The preconference theme was performance in special collections, broadly interpreted—from the refectory use of the earliest printed books to medical texts and the operating theater, to hip-hop archives, to “bibliography in action.”
It was an appropriately lively gathering, and we pay tribute to it here by an eclectic selection of Minneapolis-centric works from the Rare Book Collection: the city as setting for poetic expression, criminal doings, and collective action—all being varieties of performance. We begin with a nice segway from our last blog post, “Sisters Outsider.”
Diane di Prima, “Waikiki Room, Minneapolis” in World, no. 28 (May 1973), mimeographed publication of the famous Poetry Project at St. Mark’s Church In-the-Bowery, New York. The Waikiki Room was a drinking/dining establishment located in a succession of Minneapolis hotels. Apparently, it made poet di Prima feel more at home in the Midwest; doesn’t everyone feel more at home in a Tiki room lounge? St. Mark’s Church was, of course, the ultimate New York poetry performance venue of its era.

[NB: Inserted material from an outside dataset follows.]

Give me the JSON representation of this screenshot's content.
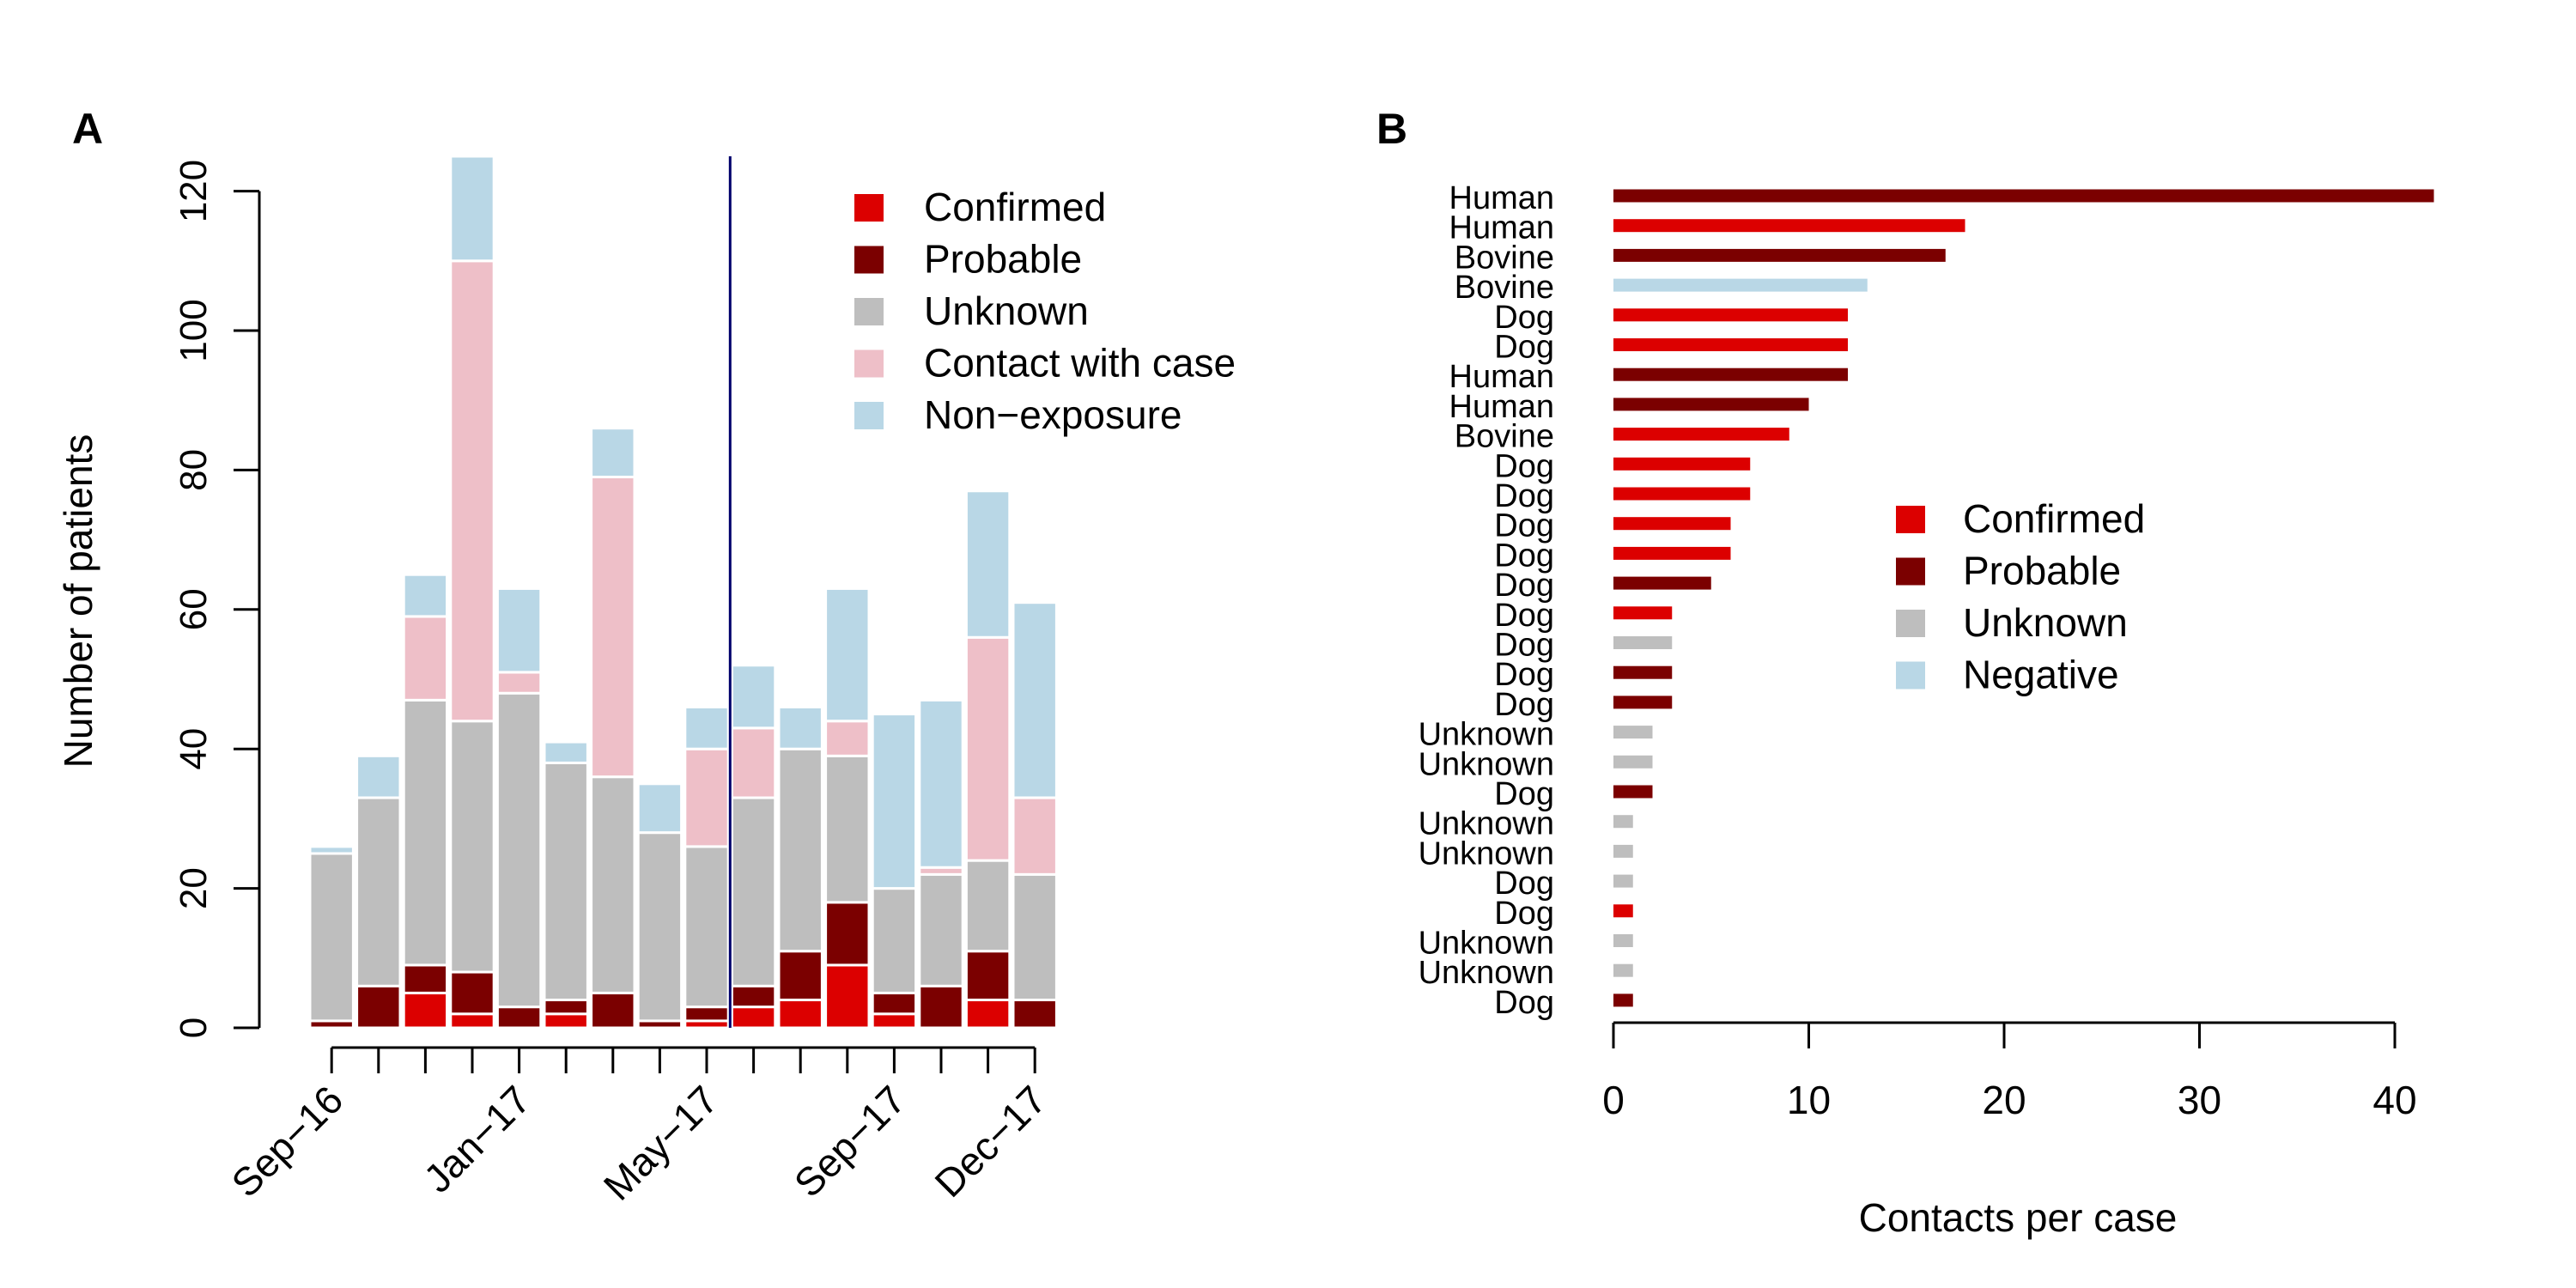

Ellen Hart, Death on a Silver Platter: (A Culinary Mystery) (New York : Fawcett Books, 2003), one in the series of mysteries featuring restaurant reviewer-sleuth Sophie Greenway, set in Minneapolis. The food in the fair city is a real draw: lots of farm to table, no scary servings as pictured on this paperback’s cover. In particular, French Meadow Café represented an outstanding dining act for some of us. And we didn’t feel threatened for one moment. Perhaps these Minneapolis mysteries are in the tradition of Scandinavian crime novels: safe societies longing for the drama of surprising violence.

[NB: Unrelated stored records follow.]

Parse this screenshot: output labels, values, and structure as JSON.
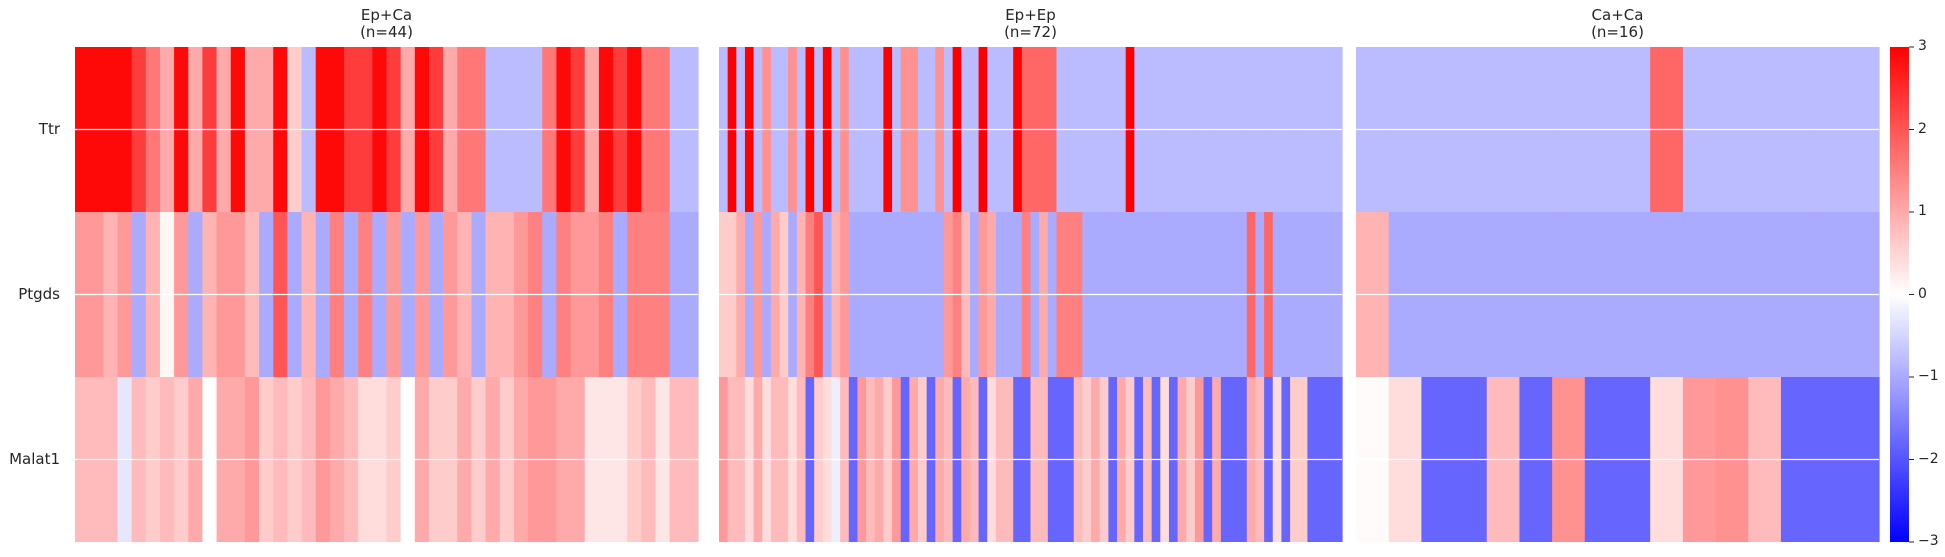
{
  "chart_data": {
    "type": "heatmap",
    "genes": [
      "Ttr",
      "Ptgds",
      "Malat1"
    ],
    "colormap": "bwr",
    "vmin": -3,
    "vmax": 3,
    "colorbar_ticks": [
      3,
      2,
      1,
      0,
      -1,
      -2,
      -3
    ],
    "row_gridlines": true,
    "panels": [
      {
        "title": "Ep+Ca",
        "subtitle": "(n=44)",
        "rows": {
          "Ttr": [
            2.9,
            2.9,
            2.9,
            2.9,
            2.3,
            1.6,
            1.0,
            2.9,
            1.0,
            2.3,
            1.0,
            2.9,
            1.0,
            1.0,
            2.9,
            0.6,
            -0.8,
            2.9,
            2.9,
            2.3,
            2.3,
            2.9,
            2.3,
            1.0,
            2.9,
            2.3,
            1.0,
            1.6,
            1.6,
            -0.8,
            -0.8,
            -0.8,
            -0.8,
            1.6,
            2.9,
            2.3,
            1.0,
            2.9,
            2.3,
            2.9,
            1.6,
            1.6,
            -0.8,
            -0.8
          ],
          "Ptgds": [
            1.2,
            1.2,
            0.9,
            1.2,
            -1.0,
            0.9,
            0.1,
            1.2,
            -1.0,
            0.9,
            1.2,
            1.2,
            0.8,
            -1.0,
            2.0,
            -1.0,
            0.9,
            -1.0,
            1.5,
            -1.0,
            1.5,
            -1.0,
            1.2,
            -1.0,
            1.2,
            -1.0,
            1.2,
            0.9,
            -1.0,
            0.9,
            0.9,
            1.2,
            1.5,
            -1.0,
            1.5,
            1.2,
            1.2,
            1.5,
            -1.0,
            1.5,
            1.5,
            1.5,
            -1.0,
            -1.0
          ],
          "Malat1": [
            0.8,
            0.8,
            0.8,
            -0.3,
            0.8,
            0.6,
            0.8,
            0.6,
            1.0,
            0.0,
            1.0,
            1.0,
            1.2,
            0.6,
            0.8,
            0.6,
            0.8,
            1.2,
            1.0,
            0.8,
            0.4,
            0.4,
            0.6,
            0.0,
            1.0,
            0.6,
            0.6,
            1.0,
            0.6,
            1.0,
            0.6,
            1.0,
            1.2,
            1.2,
            1.0,
            1.0,
            0.3,
            0.3,
            0.3,
            0.6,
            0.8,
            0.3,
            0.8,
            0.8
          ]
        }
      },
      {
        "title": "Ep+Ep",
        "subtitle": "(n=72)",
        "rows": {
          "Ttr": [
            -0.8,
            3,
            -0.8,
            3,
            -0.8,
            1.3,
            -0.8,
            -0.8,
            1.3,
            -0.8,
            3,
            -0.8,
            3,
            -0.8,
            1.3,
            -0.8,
            -0.8,
            -0.8,
            -0.8,
            3,
            -0.8,
            1.3,
            1.3,
            -0.8,
            -0.8,
            1.3,
            -0.8,
            3,
            -0.8,
            -0.8,
            3,
            -0.8,
            -0.8,
            -0.8,
            3,
            1.8,
            1.8,
            1.8,
            1.8,
            -0.8,
            -0.8,
            -0.8,
            -0.8,
            -0.8,
            -0.8,
            -0.8,
            -0.8,
            3,
            -0.8,
            -0.8,
            -0.8,
            -0.8,
            -0.8,
            -0.8,
            -0.8,
            -0.8,
            -0.8,
            -0.8,
            -0.8,
            -0.8,
            -0.8,
            -0.8,
            -0.8,
            -0.8,
            -0.8,
            -0.8,
            -0.8,
            -0.8,
            -0.8,
            -0.8,
            -0.8,
            -0.8
          ],
          "Ptgds": [
            0.6,
            0.6,
            1.0,
            -1.0,
            1.2,
            -1.0,
            1.0,
            0.6,
            -1.0,
            0.9,
            1.5,
            2.0,
            -1.0,
            0.9,
            1.2,
            -1.0,
            -1.0,
            -1.0,
            -1.0,
            -1.0,
            -1.0,
            -1.0,
            -1.0,
            -1.0,
            -1.0,
            -1.0,
            1.2,
            1.5,
            0.8,
            -1.0,
            1.2,
            1.0,
            -1.0,
            -1.0,
            -1.0,
            1.5,
            -1.0,
            1.0,
            -1.0,
            1.5,
            1.5,
            1.5,
            -1.0,
            -1.0,
            -1.0,
            -1.0,
            -1.0,
            -1.0,
            -1.0,
            -1.0,
            -1.0,
            -1.0,
            -1.0,
            -1.0,
            -1.0,
            -1.0,
            -1.0,
            -1.0,
            -1.0,
            -1.0,
            -1.0,
            1.8,
            -1.0,
            1.8,
            -1.0,
            -1.0,
            -1.0,
            -1.0,
            -1.0,
            -1.0,
            -1.0,
            -1.0
          ],
          "Malat1": [
            1.2,
            0.8,
            0.8,
            0.4,
            1.0,
            0.4,
            0.8,
            0.8,
            0.4,
            0.8,
            -1.8,
            0.6,
            0.4,
            -0.2,
            0.8,
            -1.8,
            1.2,
            0.8,
            1.0,
            0.6,
            1.2,
            -1.8,
            1.0,
            0.6,
            -1.8,
            1.0,
            0.8,
            -1.8,
            1.0,
            0.8,
            -1.8,
            0.4,
            0.8,
            0.8,
            -1.8,
            -1.8,
            0.8,
            0.8,
            -1.8,
            -1.8,
            -1.8,
            0.8,
            0.6,
            1.0,
            0.6,
            -1.8,
            1.0,
            0.6,
            -1.8,
            0.8,
            -1.8,
            0.4,
            -1.8,
            1.0,
            0.6,
            1.2,
            -1.8,
            1.0,
            -1.8,
            -1.8,
            -1.8,
            1.0,
            0.8,
            -1.8,
            0.4,
            -1.8,
            0.6,
            0.6,
            -1.8,
            -1.8,
            -1.8,
            -1.8
          ]
        }
      },
      {
        "title": "Ca+Ca",
        "subtitle": "(n=16)",
        "rows": {
          "Ttr": [
            -0.8,
            -0.8,
            -0.8,
            -0.8,
            -0.8,
            -0.8,
            -0.8,
            -0.8,
            -0.8,
            1.8,
            -0.8,
            -0.8,
            -0.8,
            -0.8,
            -0.8,
            -0.8
          ],
          "Ptgds": [
            0.9,
            -1.0,
            -1.0,
            -1.0,
            -1.0,
            -1.0,
            -1.0,
            -1.0,
            -1.0,
            -1.0,
            -1.0,
            -1.0,
            -1.0,
            -1.0,
            -1.0,
            -1.0
          ],
          "Malat1": [
            0.05,
            0.4,
            -1.8,
            -1.8,
            0.8,
            -1.8,
            1.3,
            -1.8,
            -1.8,
            0.4,
            1.2,
            1.3,
            0.8,
            -1.8,
            -1.8,
            -1.8
          ]
        }
      }
    ]
  }
}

William F. Dunne and Morris Childs, Permanent Counter-Revolution. The Role of the Trotzkyites in the Minneapolis Strikes (New York: Workers Library, ), no.  in a vol. with binder’s title: Communist and Socialist Pamphlets. We all felt the power and plight of workers on Tuesday evening, taking in the exhibitions and film at the Mill City Museum, located in what was once the nation’s largest flour mill. This pamphlet on Depression-era strikes in Minneapolis pits the Communist Party of America against Minnesota’s Farmer-Labor Party and Trotzkyite leaders. Its card-carrying Communist authors are William F. Dunne, who grew up in Minnesota, and Morris Childs, who later would be awarded the Presidential Medal of Freedom for Intelligence—in 1987—for his decades of work as an anti-Soviet secret agent. Although Childs was not working for the F.B.I. in 1934, the title of this writing—Permanent Counter-Revolution—ends our Minneapolis production with unexpected retrospective irony. As we’ve come to learn, however, rare books always bring us the unexpected.